Photoresistor still does not give a full range of voltage (clean 0V to 5V, or 0.0 to 1.0 on an Arduino’s analog input) but at least I get 0.6 to 0.89, and that’s something.
Well, I don’t see any other option to make a square shape for a 20x4 LCD other than lots of drilling and filing, and that usually turns out rather ugly.
Also drilling 18mm holes for rj45 connectors can also be tricky, I don’t have a drilling station for that.
I’ve got a couple of smaller but similarly thick enclosures and a few spare milling bits to practice XD
Thanks for the info! If the design is not open, I’ll just have to buy it and reverse-engineer it
As I said, from what I’ve seen (not much though) usually gear-type transmission in a pedal does not give that 270-degree full spin that a usual pot requires to produce all range of voltages (zero to whatever’s in the circuit), so it’s either a special pot that gives a full range of voltages at, say, 180 degrees turn, or some way of compensating for it electronically, which I can’t figure out how to do 'cos I’m not that qualified.

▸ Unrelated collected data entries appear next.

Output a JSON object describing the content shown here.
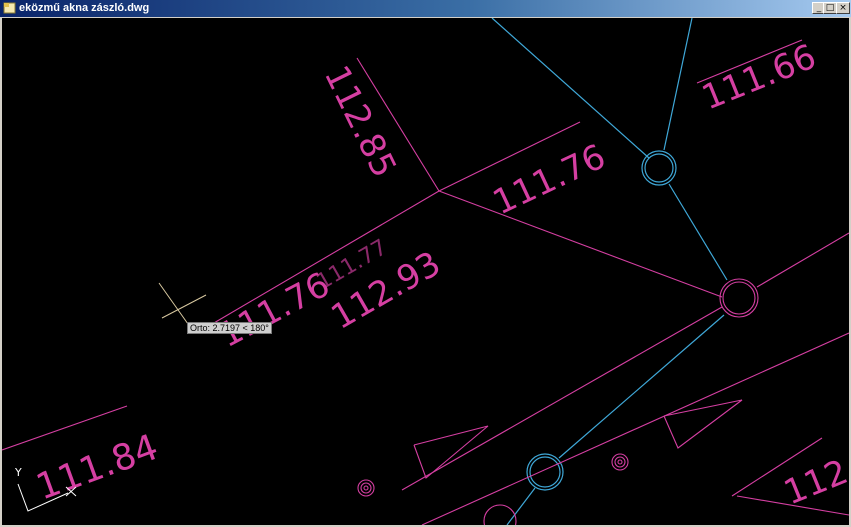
{
  "window": {
    "title": "eközmű akna zászló.dwg",
    "buttons": {
      "minimize": "_",
      "maximize": "□",
      "close": "×"
    }
  },
  "colors": {
    "background": "#000000",
    "magenta": "#d53fa2",
    "cyan": "#3fa8d8",
    "crosshair": "#d9c9a0"
  },
  "elevations": {
    "e1": "112.85",
    "e2": "111.76",
    "e3": "111.66",
    "e4": "111.76",
    "e5": "112.93",
    "e6": "111.77",
    "e7": "111.84",
    "e8": "112"
  },
  "tooltip": "Orto: 2.7197 < 180°",
  "ucs": {
    "x_label": "X",
    "y_label": "Y"
  }
}
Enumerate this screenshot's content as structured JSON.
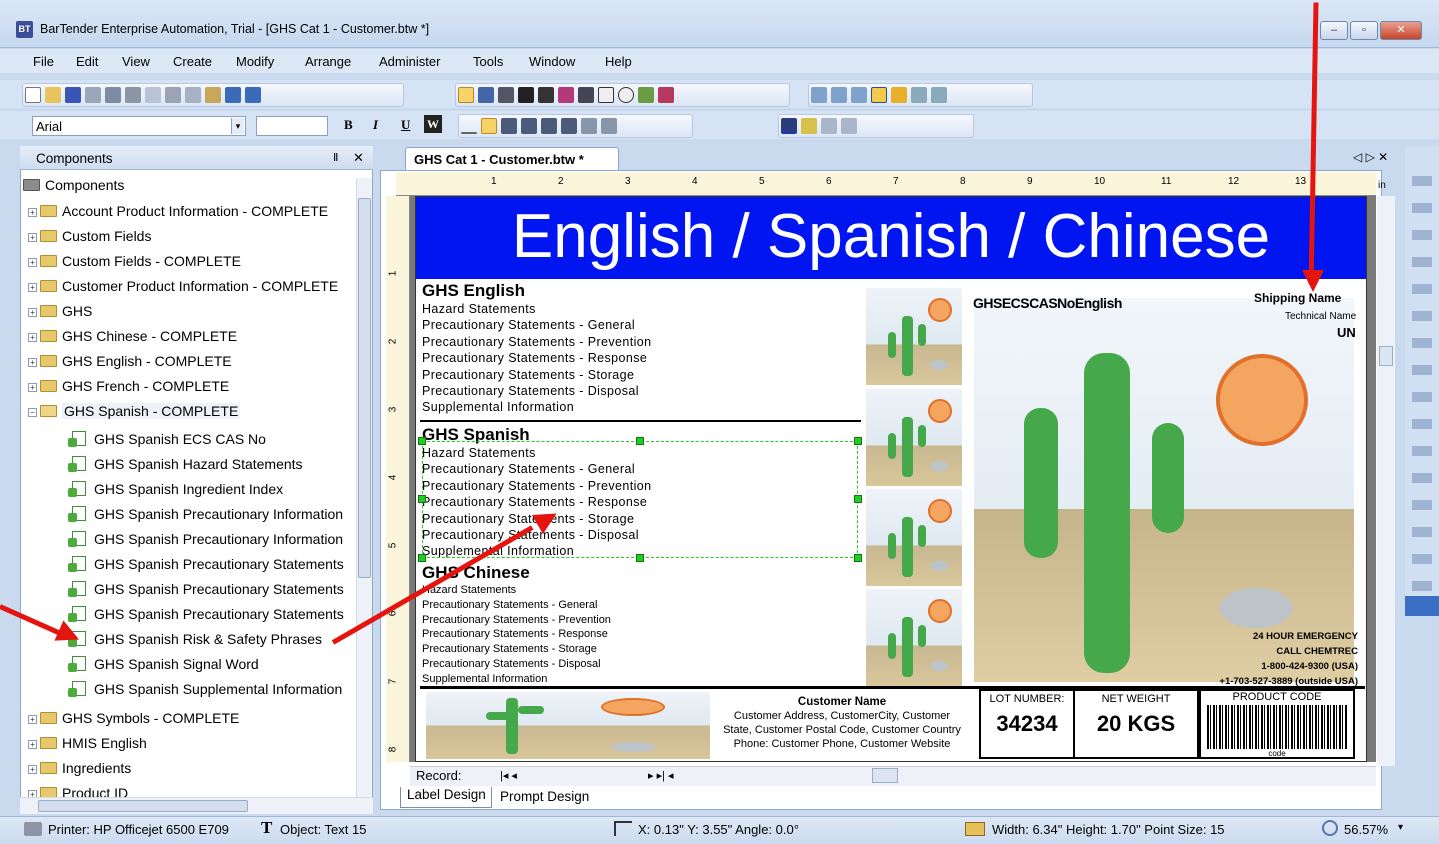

Do you have e any other machines like a laser cutter or 3D printer? Does it need to be aluminium? Another option is folded sheet metal. If you can design it in can you can get it made as a one off through companies like 3D hubs
I only do the mechanical design so I can’t speak on this 100% but maybe @Jan can confirm. The way I understand it is like this. I think the control signal is digital, so you have a calibration mode where you tilt the pedal back and set the zero point at whatever voltage that is, then tilt it all the way forward and set the 100% point at whatever that voltage is. Then it just interpolates the 0-100 values between those 2 voltages. As I said, I’m not the electrical engineer so I’m just guessing here
Of course, this makes things easier; but I’m building (actually, already built) a couple of analog expression pedals. Indeed, digital calibration happens later on a CC device (that is on a breadboard yet), despite the fact that I get 0,3V-4,55V range out of a max 0,0-5,0V range (not bad huh) with a LED-photoresistor pair. Yet, call me crazy, but I still want to make the design as clean as possible without additional crutches like calibration.

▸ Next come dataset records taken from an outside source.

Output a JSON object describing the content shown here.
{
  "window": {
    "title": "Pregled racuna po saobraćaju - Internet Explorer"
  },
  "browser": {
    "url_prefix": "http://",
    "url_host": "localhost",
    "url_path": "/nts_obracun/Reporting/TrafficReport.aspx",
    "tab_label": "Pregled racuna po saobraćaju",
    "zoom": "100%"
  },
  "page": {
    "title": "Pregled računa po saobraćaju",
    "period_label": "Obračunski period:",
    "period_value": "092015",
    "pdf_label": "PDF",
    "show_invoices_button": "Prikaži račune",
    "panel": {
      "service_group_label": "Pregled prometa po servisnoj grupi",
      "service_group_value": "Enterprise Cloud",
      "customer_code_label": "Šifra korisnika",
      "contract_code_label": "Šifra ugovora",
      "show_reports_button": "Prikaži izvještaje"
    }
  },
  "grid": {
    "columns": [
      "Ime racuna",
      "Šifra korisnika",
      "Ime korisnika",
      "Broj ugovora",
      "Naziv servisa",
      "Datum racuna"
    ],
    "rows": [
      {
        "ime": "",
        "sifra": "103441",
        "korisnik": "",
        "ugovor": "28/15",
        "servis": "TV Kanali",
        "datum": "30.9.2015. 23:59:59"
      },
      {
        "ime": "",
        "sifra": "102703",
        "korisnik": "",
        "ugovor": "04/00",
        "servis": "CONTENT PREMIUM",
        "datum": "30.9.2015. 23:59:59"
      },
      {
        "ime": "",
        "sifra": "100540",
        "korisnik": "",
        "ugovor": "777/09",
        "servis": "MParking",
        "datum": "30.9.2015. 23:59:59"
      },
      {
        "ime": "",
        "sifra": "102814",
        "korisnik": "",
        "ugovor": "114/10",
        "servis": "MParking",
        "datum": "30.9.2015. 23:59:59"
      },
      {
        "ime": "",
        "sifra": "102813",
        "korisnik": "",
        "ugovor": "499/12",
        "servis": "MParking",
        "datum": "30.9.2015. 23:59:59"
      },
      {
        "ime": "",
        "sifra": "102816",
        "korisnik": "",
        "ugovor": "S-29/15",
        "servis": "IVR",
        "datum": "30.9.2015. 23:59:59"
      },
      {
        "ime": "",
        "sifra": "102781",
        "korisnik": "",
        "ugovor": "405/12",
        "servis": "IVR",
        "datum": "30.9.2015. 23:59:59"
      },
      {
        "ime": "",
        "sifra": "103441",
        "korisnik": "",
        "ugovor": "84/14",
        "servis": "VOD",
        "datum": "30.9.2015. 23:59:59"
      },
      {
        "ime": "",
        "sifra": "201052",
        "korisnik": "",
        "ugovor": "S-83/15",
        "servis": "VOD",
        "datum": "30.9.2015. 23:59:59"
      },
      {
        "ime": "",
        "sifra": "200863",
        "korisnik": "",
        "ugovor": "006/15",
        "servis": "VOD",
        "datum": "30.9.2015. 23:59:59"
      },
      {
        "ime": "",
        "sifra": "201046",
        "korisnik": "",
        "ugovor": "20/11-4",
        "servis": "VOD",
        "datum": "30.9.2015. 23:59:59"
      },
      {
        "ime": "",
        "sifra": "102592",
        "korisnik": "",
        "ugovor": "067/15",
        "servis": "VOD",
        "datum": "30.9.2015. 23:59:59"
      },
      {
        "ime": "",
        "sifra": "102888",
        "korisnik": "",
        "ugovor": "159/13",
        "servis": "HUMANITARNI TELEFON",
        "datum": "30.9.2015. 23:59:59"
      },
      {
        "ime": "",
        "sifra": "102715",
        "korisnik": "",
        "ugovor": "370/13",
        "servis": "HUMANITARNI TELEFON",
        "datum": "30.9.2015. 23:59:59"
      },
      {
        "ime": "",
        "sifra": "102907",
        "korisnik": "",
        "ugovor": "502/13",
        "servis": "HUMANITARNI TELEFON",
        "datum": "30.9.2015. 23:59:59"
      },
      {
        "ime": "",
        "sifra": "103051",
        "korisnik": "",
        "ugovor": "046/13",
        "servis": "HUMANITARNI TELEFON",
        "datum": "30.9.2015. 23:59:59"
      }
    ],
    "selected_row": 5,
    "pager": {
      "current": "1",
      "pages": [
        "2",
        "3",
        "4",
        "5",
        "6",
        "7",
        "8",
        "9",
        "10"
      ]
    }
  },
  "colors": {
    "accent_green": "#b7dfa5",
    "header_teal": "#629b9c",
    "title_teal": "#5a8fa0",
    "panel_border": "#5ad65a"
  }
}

No, I have no 3D priner (as much as I want one, my wife will kick me out of the house if I bring in another machine ). I want to use the device in a pedalboard in a real gig environment, hard stomping is expected, so plastic is not an option. Sheet metal would do, but it can be quite expensive for a single piece order (I have no plan for mass-production to enjoy economy of scale). I’ll give it a shot with aluminium: the enclosures are already on the workbench, it would be a waste not to try.
As for the laser cutter - my cnc machine came with a laser but I hardly think it is powerful enough to cut through 2mm aluminium.
In my experience (and I’ve used a few 3d printed on stage and band rehearsals) they are very durable - even when only using PLA and a non strength optimized (but still purposely constructed) enclosures. Plus when something breaks i’ll just print a new one. But I don’t know if its worth the the trouble with you wife.
I’m just thinking if you are going to cnc mill it from a big block if aluminium that will be pretty expensive. You could also cnc mill it from a strong plastic that is easy to mill like HDPE for example. With a laser cutter you could cut acrylic or something. A folded sheet metal enclosure might only be 50-100 euro as a one off which is not too bad considering the time saved
Hang on, I see where the confusion is coming from: I’m not milling a solid block of aluminium, that would be a waste indeed. I’ve got one of those aluminium boxes they sell on Aliexpress, and I’m just going to mill all the mounting holes in it!